Sono nato e cresciuto in un momento in cui il diritto all’aborto era un pilastro, un assioma, e la sua messa in discussione un tabù. Che per alcuni si tratti di una visione estremista m’interessa poco: ho assorbito il principio per cui qualsiasi tentativo di limitare il diritto di scelta della donna in materia di interruzione della gravidanza non è davvero per la salvaguardia di un’altra vita, ma ha solo un intento punitivo e controllante. Il mio primo ostacolo — il mio e suppongo quello di molti e molte — è innanzitutto credere che qualcosa del genere stia capitando. Ma così è. Occorre imparare il più velocemente possibile come si vive su un piano inclinato al contrario, come ci si aggrega veramente e come si protesta mentre il mondo scivola. Un’indicazione semplice eppure non ovvia l’ha data la scrittrice Rebecca Solnit, reagendo alla sentenza della Corte: «Quelli di noi che non sono sotto attacco diretto devono stare dalla parte di coloro che lo sono». Semplice. Quelli che non sono sotto attacco diretto (o almeno non ci si sentono) sono tanto per cominciare la metà maschile della popolazione.

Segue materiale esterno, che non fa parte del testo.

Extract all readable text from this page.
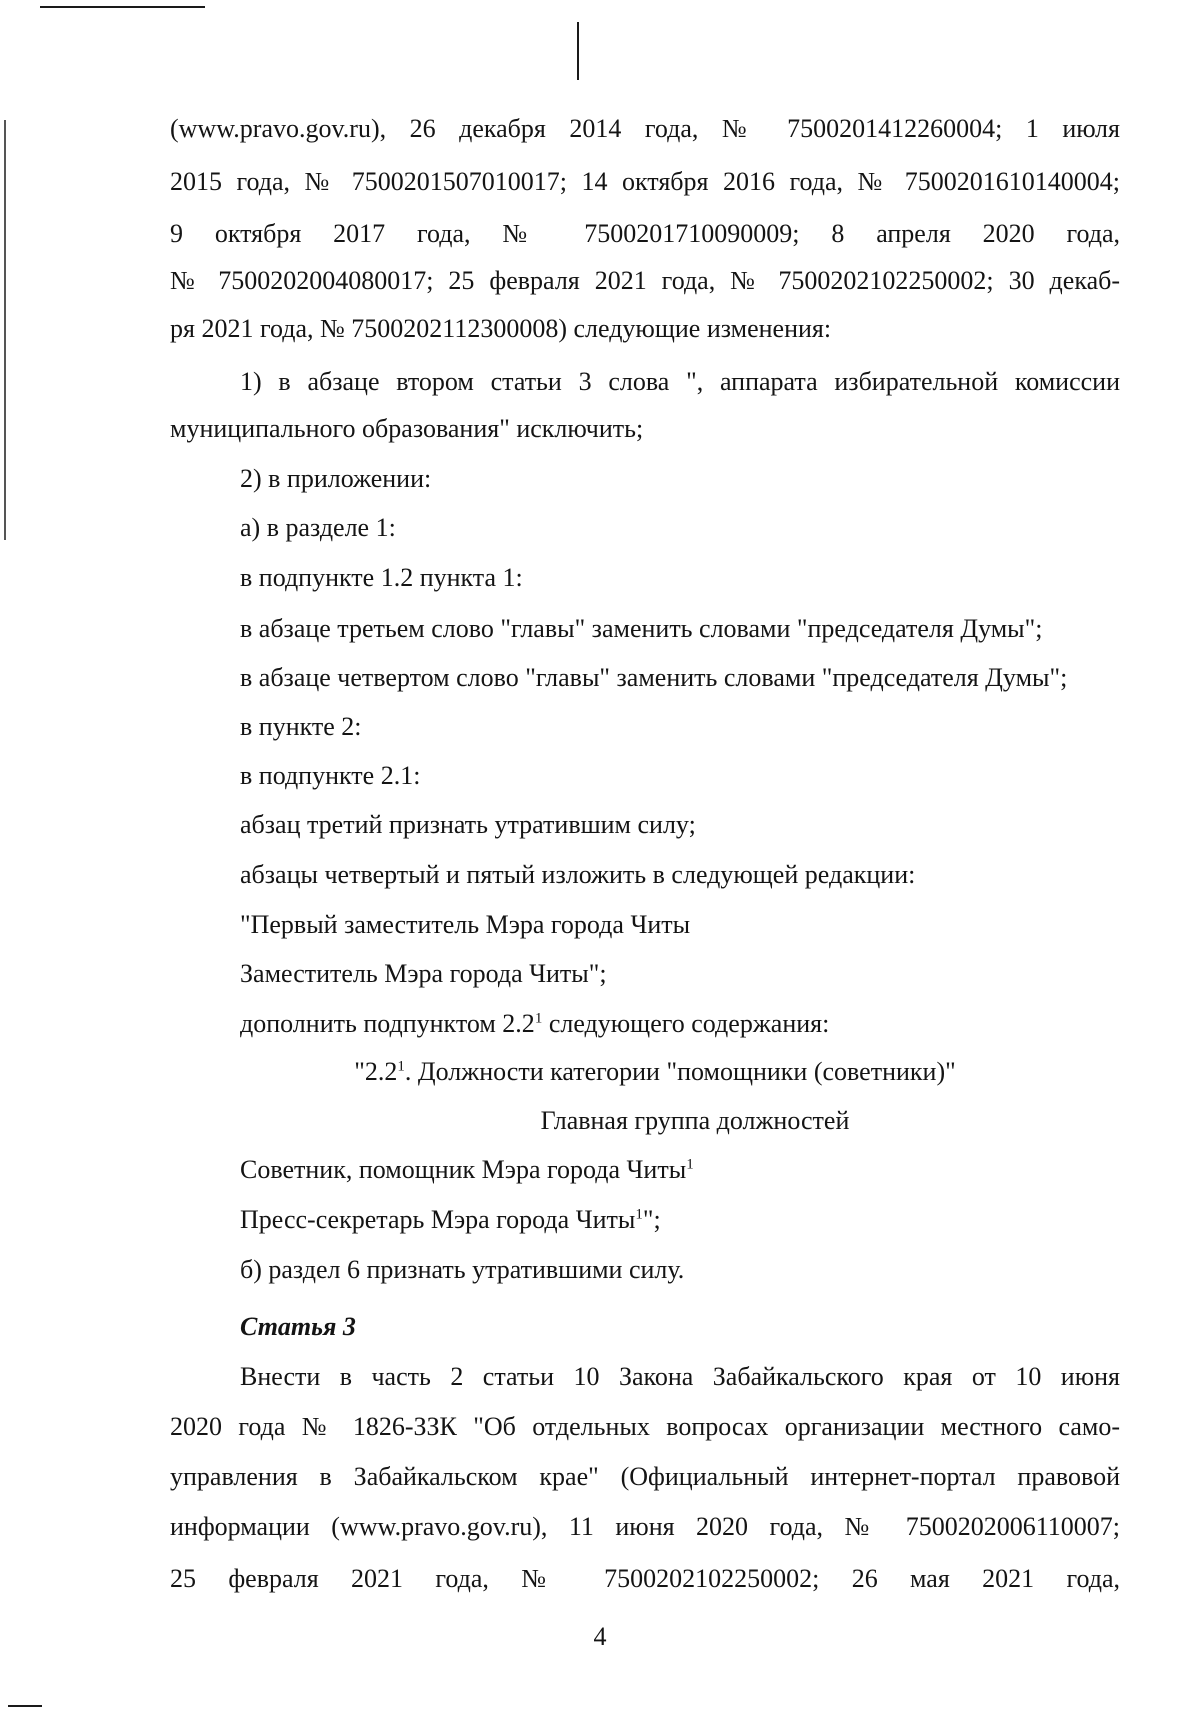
(www.pravo.gov.ru), 26 декабря 2014 года, № 7500201412260004; 1 июля
2015 года, № 7500201507010017; 14 октября 2016 года, № 7500201610140004;
9 октября 2017 года, № 7500201710090009; 8 апреля 2020 года,
№ 7500202004080017; 25 февраля 2021 года, № 7500202102250002; 30 декаб-
ря 2021 года, № 7500202112300008) следующие изменения:
1) в абзаце втором статьи 3 слова ", аппарата избирательной комиссии
муниципального образования" исключить;
2) в приложении:
а) в разделе 1:
в подпункте 1.2 пункта 1:
в абзаце третьем слово "главы" заменить словами "председателя Думы";
в абзаце четвертом слово "главы" заменить словами "председателя Думы";
в пункте 2:
в подпункте 2.1:
абзац третий признать утратившим силу;
абзацы четвертый и пятый изложить в следующей редакции:
"Первый заместитель Мэра города Читы
Заместитель Мэра города Читы";
дополнить подпунктом $2.2^1$ следующего содержания:
"$2.2^1$. Должности категории "помощники (советники)"
Главная группа должностей
Советник, помощник Мэра города Читы$^1$
Пресс-секретарь Мэра города Читы$^1$";
б) раздел 6 признать утратившими силу.
Статья 3
Внести в часть 2 статьи 10 Закона Забайкальского края от 10 июня
2020 года № 1826-ЗЗК "Об отдельных вопросах организации местного само-
управления в Забайкальском крае" (Официальный интернет-портал правовой
информации (www.pravo.gov.ru), 11 июня 2020 года, № 7500202006110007;
25 февраля 2021 года, № 7500202102250002; 26 мая 2021 года,
4
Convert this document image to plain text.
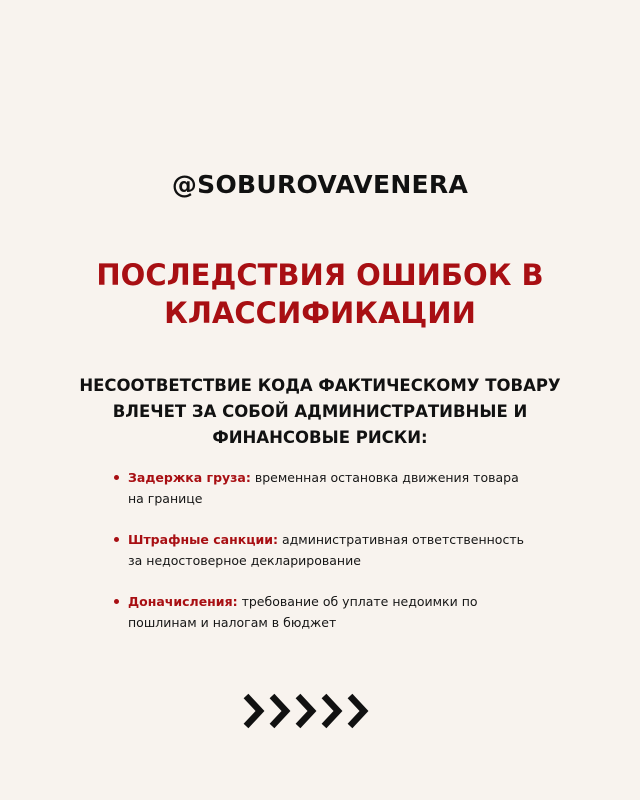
@SOBUROVAVENERA
ПОСЛЕДСТВИЯ ОШИБОК В
КЛАССИФИКАЦИИ
НЕСООТВЕТСТВИЕ КОДА ФАКТИЧЕСКОМУ ТОВАРУ
ВЛЕЧЕТ ЗА СОБОЙ АДМИНИСТРАТИВНЫЕ И
ФИНАНСОВЫЕ РИСКИ:
Задержка груза: временная остановка движения товара
на границе
Штрафные санкции: административная ответственность
за недостоверное декларирование
Доначисления: требование об уплате недоимки по
пошлинам и налогам в бюджет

Fra i diritti della modernità, il diritto all’aborto è il più fragile di tutti. Lo è sempre stato. Proprio per questo è un diritto segnante della nostra civiltà. Togliamo quel diritto, indeboliamolo anche solo, e vedremo che no, tutto il resto non si regge comunque in piedi.

26 giugno 2022 (modifica il 26 giugno 2022 | 10:28)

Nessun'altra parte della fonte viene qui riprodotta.